Insight into the water resource carrying capacity of the central water tower in China: Integrating the driving-pressure-state-impact-response frame and obstacle degree recognition

Water resource carrying capacity (WRCC) is crucial to regional development and sustainable growth. The Qinling Mountain (QLM) is an important area for water source protection and conservation of the Yangtze River and the Yellow River. Therefore, it is vital to investigate the WRCC in the QLM region to preserve the ecosystem.
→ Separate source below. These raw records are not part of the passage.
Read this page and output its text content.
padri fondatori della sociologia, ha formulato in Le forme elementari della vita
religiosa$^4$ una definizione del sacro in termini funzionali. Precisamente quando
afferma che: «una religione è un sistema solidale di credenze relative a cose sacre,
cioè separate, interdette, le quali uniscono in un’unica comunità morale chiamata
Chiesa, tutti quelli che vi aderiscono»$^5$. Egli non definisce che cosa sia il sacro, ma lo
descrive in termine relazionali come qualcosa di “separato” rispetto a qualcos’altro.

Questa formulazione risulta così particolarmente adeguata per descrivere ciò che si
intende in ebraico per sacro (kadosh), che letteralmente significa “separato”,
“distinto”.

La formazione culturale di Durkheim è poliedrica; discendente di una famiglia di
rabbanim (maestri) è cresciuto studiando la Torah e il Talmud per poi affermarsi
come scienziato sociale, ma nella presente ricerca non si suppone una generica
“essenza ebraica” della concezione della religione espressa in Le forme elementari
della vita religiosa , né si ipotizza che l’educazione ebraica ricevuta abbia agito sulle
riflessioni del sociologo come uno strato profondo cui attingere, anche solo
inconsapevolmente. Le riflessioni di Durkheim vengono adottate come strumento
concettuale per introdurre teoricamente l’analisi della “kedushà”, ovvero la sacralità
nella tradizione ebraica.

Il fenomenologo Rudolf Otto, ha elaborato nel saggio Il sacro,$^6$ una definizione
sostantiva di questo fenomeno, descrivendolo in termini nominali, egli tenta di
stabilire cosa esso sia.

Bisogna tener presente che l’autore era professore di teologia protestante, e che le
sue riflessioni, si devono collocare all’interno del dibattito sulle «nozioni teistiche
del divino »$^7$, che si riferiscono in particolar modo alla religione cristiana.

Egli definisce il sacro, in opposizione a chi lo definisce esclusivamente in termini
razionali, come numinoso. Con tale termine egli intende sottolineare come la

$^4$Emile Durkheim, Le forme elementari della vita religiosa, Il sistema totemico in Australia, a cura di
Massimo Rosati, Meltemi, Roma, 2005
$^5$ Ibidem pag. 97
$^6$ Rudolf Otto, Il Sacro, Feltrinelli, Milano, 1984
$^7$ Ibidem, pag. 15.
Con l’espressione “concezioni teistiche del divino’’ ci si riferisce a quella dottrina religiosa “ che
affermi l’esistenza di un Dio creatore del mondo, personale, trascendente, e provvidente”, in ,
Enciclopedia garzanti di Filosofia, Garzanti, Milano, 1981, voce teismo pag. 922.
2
This study established a driving force-pressure-state-impact response (DPSIR) model and coupled it with the ideal solution similarity ranking technique (TOPSIS) to evaluate the WRCC of the QLM, the driving factors affecting the WRCC of the QLM were identified by establishing a obstacle degree (OD) model. The results indicated that the WRCC in the QLM region exhibited an overall upward trend in the period, with four phases identified: the initial growth phase, rapid development phase, stable rising phase, and steady fluctuation phase. Since the promulgation of the relevant ecological protection policy in 2007, industrial development in the southern Qinling Mountains has been restricted, and the rapid recovery of the ecological environment has made the change trend of WRCC in the southern QLM is 8.23 % faster than that in the northern. Moreover, all subsystems demonstrated a declining trend through the obstacle degree model, with the impact subsystem displaying the most significant reduction, ranging from 65.3 to 3.8. This suggested that ecological protection measures achieved notable results. Reassigning the weighted calculations based on the obstacle degree model, the factors affecting WRCC exhibited significant temporal differences. The development of an extensive economy characterized by high energy consumption, high pollution, high cost, and low efficiency was the primary constraint from 2000 to 2009, while the expansion of urbanization became the main obstacle from 2010 to 2021. This study provides new insights into the spatiotemporal changes in WRCC in the QLM region, revealing the mechanisms driving regional WRCC, and also provides a reference for the evaluation of WRCC in other regions.